The problem is that I've founded QTHintmovies from Apple developers resources, but I cannot compile it.
When I add all the file headers I obtain an error like this "Undefined symbols: _CloseComponent _ConvertMovieToFile _DisposeHandle _FSClose _FSMakeFSSpec...."

What is the problem?
how can I solve it?

Thanks


----------



## anarchie (Jul 18, 2003)

You need to link to the Carbon framework.  You can do this by adding Carbon.framework to your project in Project Builder, or appending -framework Carbon to your linking command.


----------



## Ahrbok (Jul 19, 2003)

sorry but I'm too new to PB

I've added carbon.framework but now, buildind the project, I obtain ...
Undefined Symbols:
_ConvertMovieToFile
_GetMovieIndTrackType
_GetTrackReference
_MovieExportDoUserDialog
_MovieExportGetSettingsAsAtomContainer
_MovieExportSetSettngsFromAtomContainer
_QTDisposeAtomContainer
_SetMovieProgressProc
_gSettingsFileName


please help...

I need to buit this broject and run into macosx environments... in future I need to run it also on linux machines... is this possible?


----------



## anarchie (Jul 19, 2003)

Ah, sorry.  You also need to add Quicktime.framework for those symbols.  And no, this will not run on linux machines - Carbon.framework and Quicktime.framework are only available on OS X.


----------



## Ahrbok (Jul 20, 2003)

Thanks for your reply...

Another question (if you will come in italy I'll offer you a big big beer  )

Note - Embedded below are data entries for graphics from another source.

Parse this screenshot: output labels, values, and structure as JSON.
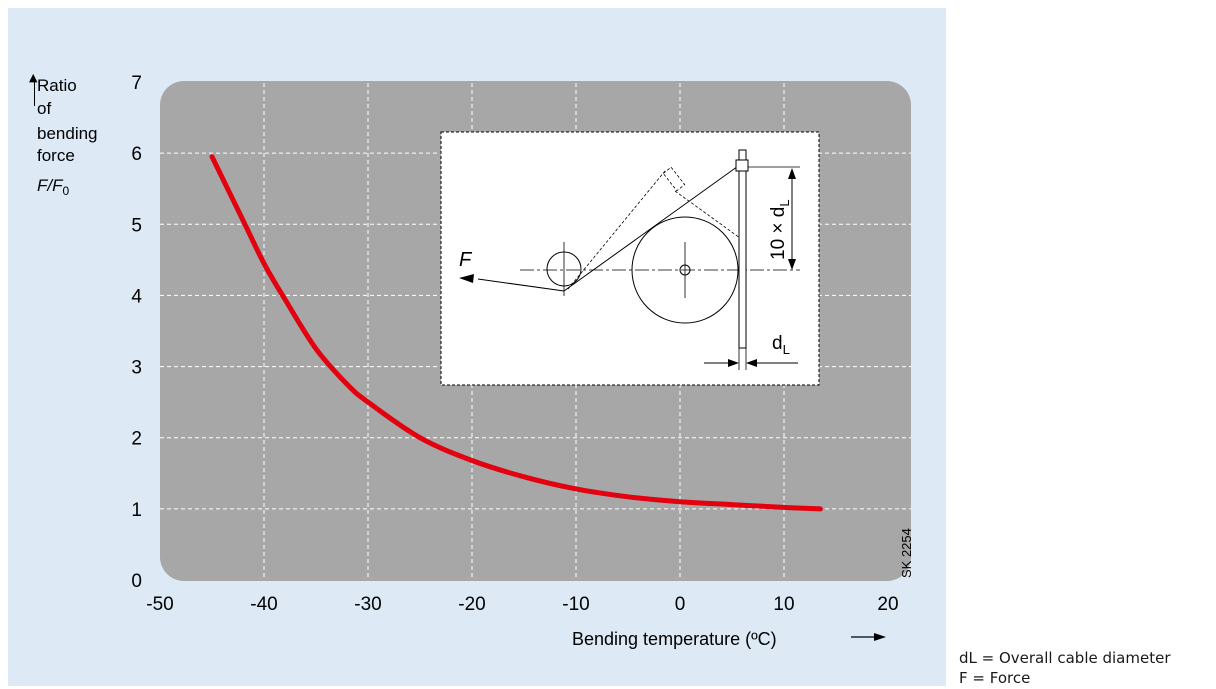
{
  "chart_data": {
    "type": "line",
    "title": "",
    "ylabel_lines": [
      "Ratio",
      "of",
      "bending",
      "force"
    ],
    "ylabel_symbol": "F/F",
    "ylabel_symbol_sub": "0",
    "xlabel": "Bending temperature (ºC)",
    "xlim": [
      -50,
      20
    ],
    "ylim": [
      0,
      7
    ],
    "x_ticks": [
      "-50",
      "-40",
      "-30",
      "-20",
      "-10",
      "0",
      "10",
      "20"
    ],
    "y_ticks": [
      "0",
      "1",
      "2",
      "3",
      "4",
      "5",
      "6",
      "7"
    ],
    "grid": true,
    "series": [
      {
        "color": "#e3000f",
        "x": [
          -45,
          -42,
          -40,
          -38,
          -35,
          -32,
          -30,
          -25,
          -20,
          -15,
          -10,
          -5,
          0,
          5,
          10,
          13.5
        ],
        "y": [
          5.95,
          5.05,
          4.45,
          3.95,
          3.25,
          2.75,
          2.5,
          2.0,
          1.68,
          1.45,
          1.28,
          1.17,
          1.1,
          1.06,
          1.02,
          1.0
        ]
      }
    ],
    "annotations": {
      "code": "SK 2254",
      "force": "F",
      "distance": "10 × d",
      "distance_sub": "L",
      "diameter": "d",
      "diameter_sub": "L"
    }
  },
  "legend": {
    "line1": "dL = Overall cable diameter",
    "line2": "F = Force"
  },
  "colors": {
    "panel": "#dde9f5",
    "plot": "#a7a7a7",
    "grid": "#ffffff",
    "curve": "#e3000f"
  }
}
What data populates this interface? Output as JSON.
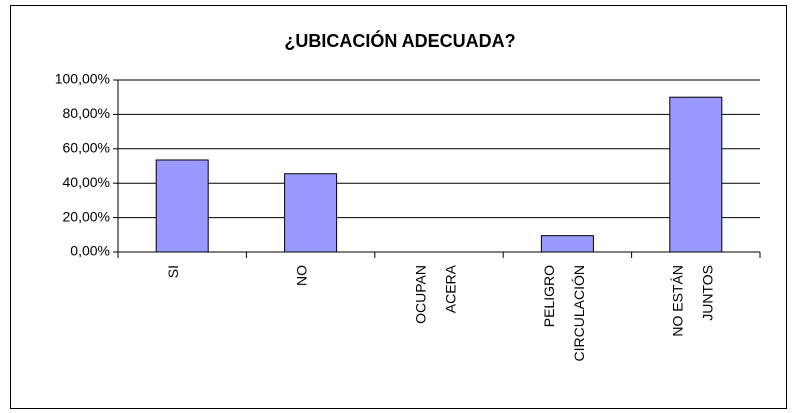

I've taken an .avi movie (xvid + mp3 128):
I've downloaded mp4creator tool from http://mpeg4ip.sourceforge.net/ to add hint track; hint track has been added succesfully... I've uploaded the new file .mp4 to a quicktime streaming server, but when I try to start playlists containing this file I obtain "- Movie set up failed: Movie file does not match SDP."

How can I solve the problem?
[I thing this is off topic]


----------



## Ahrbok (Jul 20, 2003)

I've just solved the problem...
thanks


----------